Fondazione GIMBE ora beatifica le cure domiciliari, ma ai tempi del Covid…

La fondazione GIMBE (sigla che sta per Gruppo Italiano per la Medicina Basata sulle Evidenze) il cui presidente Nino Cartebellotta imperversava ai tempi del Covid su tutte le reti televisive, ha pubblicato i dati del monitoraggio relativo alle cure domiciliari integrate garantite alla popolazione pugliese con più di 65 anni. Secondo gli obiettivi fissati dal PNRR, dovrebbe essere garantita la copertura dell’assistenza domiciliare ad almeno il 10% di questo target della popolazione, che in Puglia corrisponde al 19% della popolazione complessiva, corrispondenti a 770 mila persone su quasi 4 milioni di abitanti. Per raggiungere l’obiettivo entro il 2026, la Regione dovrebbe, a detta del monitoraggio, incrementare del 329% la quota di ultrasessanticinquenni assistiti attualmente.
Questa regione al momento è quartultima in Italia nella speciale graduatoria, dopo la provincia autonoma di Bolzano, la Valle d’Aosta e la Calabria.
A determinare la posizione della Puglia il numero esiguo di personale a disposizione delle ASL, con 4,61 infermieri ogni mille abitanti, mentre la media nazionale pari a 5,06 infermieri ogni mille abitanti.
I vantaggi di seguire un paziente a casa, tutte le volte che si può, sono tantissimi, anche se ci lascia perplessi il fatto di considerare anziano e potenziale utente dell’ADI, l’assistenza domiciliare integrata, tutta la popolazione che abbia compiuto 65 anni, un’età nella quale tanti individui sono non solo in ottima salute ma anche del tutto autonomi.
Essere curati a casa vuol dire non esporsi al rischio di pericolose infezioni ospedaliere, avere i propri familiari e l’ambiente domestico come supporto continuo, lasciare i posti letto ospedalieri ai casi più gravi. Tuttavia noi non ci siamo dimenticati quanto l’assistenza domiciliare sia stata un fallimento, quando non apertamente ostracizzata, ai tempi del Covid19: ricordiamo come i protocolli emanati dal ministero sconsigliassero vivamente di andare a visitare i malati a casa. C’è di più: in quei protocolli, in particolare nella circolare AIFA del 26 aprile 2021 sulla “gestione domiciliare del paziente”, come evidenziato da una sentenza di riforma del Tar del Lazio del 15 gennaio 2022, si vincolavano i medici alla somministrazione di paracetamolo e a consigliare la “vigile attesa”: tale protocollo di non- cura era in realtà quanto di più disastroso si potesse consigliare, vista la specificità della malattia da Covid19, che invece va subito aggredita con farmaci adeguati, a partire dagli anti infiammatori, non dal paracetamolo.

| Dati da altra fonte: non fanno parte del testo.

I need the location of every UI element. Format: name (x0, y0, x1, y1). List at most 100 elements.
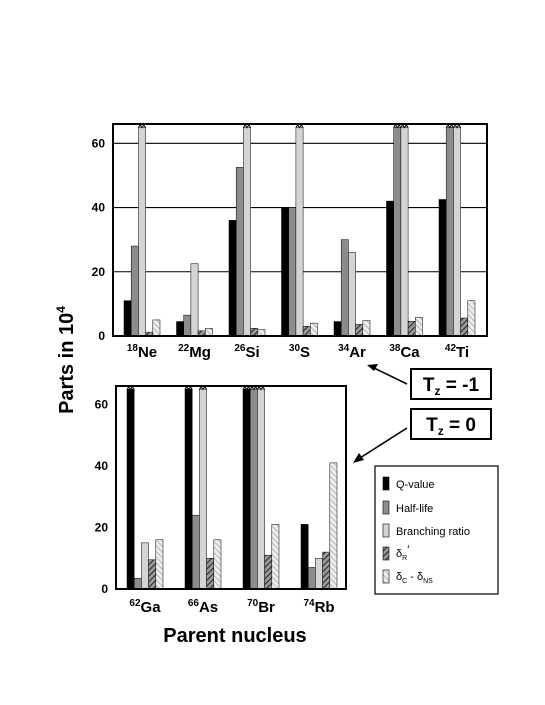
bar-half-life (393, 126, 402, 337)
bar-half-life (235, 167, 244, 337)
bar-half-life (130, 245, 139, 337)
y-tick-label: 0 (98, 329, 105, 343)
bar-delta-c-minus-delta-ns (467, 300, 476, 337)
bar-branching-ratio (348, 252, 356, 337)
bar-branching-ratio (257, 388, 265, 590)
bar-branching-ratio (295, 126, 304, 337)
legend-item-half-life: Half-life (382, 500, 433, 515)
bar-delta-r (460, 317, 469, 337)
bar-q-value (333, 321, 342, 337)
bar-half-life (183, 314, 192, 337)
bar-half-life (191, 514, 200, 590)
bar-delta-r (322, 551, 331, 590)
bar-q-value (184, 388, 193, 590)
top-bars (123, 123, 476, 337)
bar-q-value (438, 199, 447, 337)
bar-branching-ratio (453, 126, 461, 337)
bar-delta-r (250, 328, 259, 337)
bar-q-value (386, 200, 394, 337)
bar-delta-c-minus-delta-ns (329, 462, 338, 590)
bar-branching-ratio (400, 126, 409, 337)
top-chart: 0 20 40 60 18Ne 22Mg 26Si 30S 34Ar 38Ca 42Ti (92, 123, 488, 361)
bar-delta-r (302, 326, 311, 337)
bar-q-value (300, 524, 309, 590)
y-tick-label: 60 (95, 397, 109, 411)
arrow-to-top-chart (367, 364, 408, 385)
top-plot-frame (112, 123, 488, 337)
svg-text:Q-value: Q-value (396, 479, 435, 491)
bar-break-mark (242, 123, 252, 129)
bar-branching-ratio (243, 126, 251, 337)
y-tick-label: 20 (92, 265, 106, 279)
bar-delta-r (264, 554, 273, 590)
bar-delta-r (355, 324, 364, 337)
bottom-chart: 0 20 40 60 62Ga 66As 70Br 74Rb (95, 385, 347, 616)
bar-branching-ratio (190, 263, 199, 337)
bar-branching-ratio (315, 557, 323, 590)
bar-break-mark (249, 385, 258, 391)
bar-delta-c-minus-delta-ns (310, 322, 318, 337)
svg-text:Tz = 0: Tz = 0 (426, 415, 476, 438)
bar-branching-ratio (141, 542, 149, 590)
bar-break-mark (198, 385, 208, 391)
svg-text:δR′: δR′ (396, 544, 409, 562)
bar-break-mark (256, 385, 266, 391)
bar-delta-r (407, 320, 416, 337)
bar-delta-r (206, 557, 215, 590)
bar-half-life (445, 126, 454, 337)
category-label: 38Ca (389, 343, 420, 361)
svg-text:Tz = -1: Tz = -1 (423, 375, 480, 398)
annotation-tz-0: Tz = 0 (410, 408, 492, 440)
category-label: 42Ti (445, 343, 469, 361)
bottom-category-labels: 62Ga 66As 70Br 74Rb (129, 598, 334, 616)
bar-break-mark (137, 123, 147, 129)
arrow-to-bottom-chart (353, 427, 408, 463)
legend: Q-value Half-life Branching ratio δR′ δC… (374, 465, 499, 595)
category-label: 62Ga (129, 598, 161, 616)
category-label: 22Mg (178, 343, 211, 361)
bar-break-mark (400, 123, 409, 129)
bar-half-life (249, 388, 258, 590)
svg-text:Half-life: Half-life (396, 503, 433, 515)
legend-item-q-value: Q-value (382, 476, 435, 491)
category-label: 26Si (234, 343, 259, 361)
bar-half-life (307, 567, 316, 590)
bar-half-life (288, 207, 297, 337)
bar-delta-c-minus-delta-ns (155, 539, 164, 590)
bar-delta-c-minus-delta-ns (271, 524, 280, 590)
svg-text:δC - δNS: δC - δNS (396, 571, 433, 585)
category-label: 66As (188, 598, 218, 616)
bottom-plot-frame (115, 385, 347, 590)
bar-half-life (340, 239, 349, 337)
top-y-ticks: 0 20 40 60 (92, 136, 106, 343)
bar-break-mark (126, 385, 135, 391)
bar-branching-ratio (199, 388, 207, 590)
category-label: 74Rb (303, 598, 334, 616)
x-axis-label: Parent nucleus (163, 625, 306, 647)
annotation-tz-minus-1: Tz = -1 (410, 368, 492, 400)
legend-item-delta-r: δR′ (382, 544, 409, 562)
bar-delta-c-minus-delta-ns (415, 317, 423, 337)
bar-break-mark (393, 123, 402, 129)
bar-break-mark (295, 123, 304, 129)
category-label: 18Ne (127, 343, 157, 361)
bar-break-mark (452, 123, 462, 129)
bar-break-mark (445, 123, 454, 129)
y-tick-label: 0 (101, 582, 108, 596)
y-tick-label: 20 (95, 520, 109, 534)
bar-delta-c-minus-delta-ns (362, 320, 371, 337)
bar-q-value (123, 300, 132, 337)
y-tick-label: 60 (92, 136, 106, 150)
legend-frame (374, 465, 499, 595)
y-tick-label: 40 (95, 459, 109, 473)
category-label: 70Br (247, 598, 275, 616)
svg-text:Branching ratio: Branching ratio (396, 526, 470, 538)
bar-delta-c-minus-delta-ns (152, 319, 161, 337)
bottom-y-ticks: 0 20 40 60 (95, 397, 109, 596)
bar-q-value (176, 321, 184, 337)
bar-break-mark (184, 385, 193, 391)
bar-q-value (281, 207, 289, 337)
bar-delta-c-minus-delta-ns (213, 539, 222, 590)
category-label: 30S (289, 343, 310, 361)
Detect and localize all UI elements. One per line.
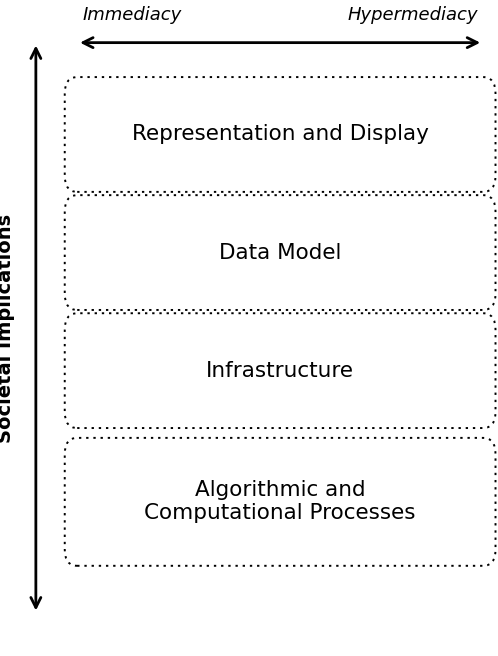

Che è poi quello che hanno fatto i tanti medici-eroi, che si recavano a casa delle persone bisognose di cura, assistendole amorevolmente e onorando, loro sì, il proprio codice deontologico. Aver abbandonato a casa i pazienti significò, in quei due anni, far degenerare la situazione sanitaria nazionale, con l’intasamento dei reparti ordinari e delle terapie intensive da parte di pazienti non trattati adeguatamente, quando non proprio abbandonati nelle prime fasi della malattia, quando essa è invece è suscettibile quasi sempre di evoluzione positiva, senza il ricorso al ricovero ospedaliero.
Chi ora si ricorda della bontà dell’assistenza domiciliare e dei suoi vantaggi, dovrebbe quindi prima coprirsi il capo di ceneri e farsi un grosso esame di coscienza. E non ci riferiamo solo alla Fondazione di cui sopra.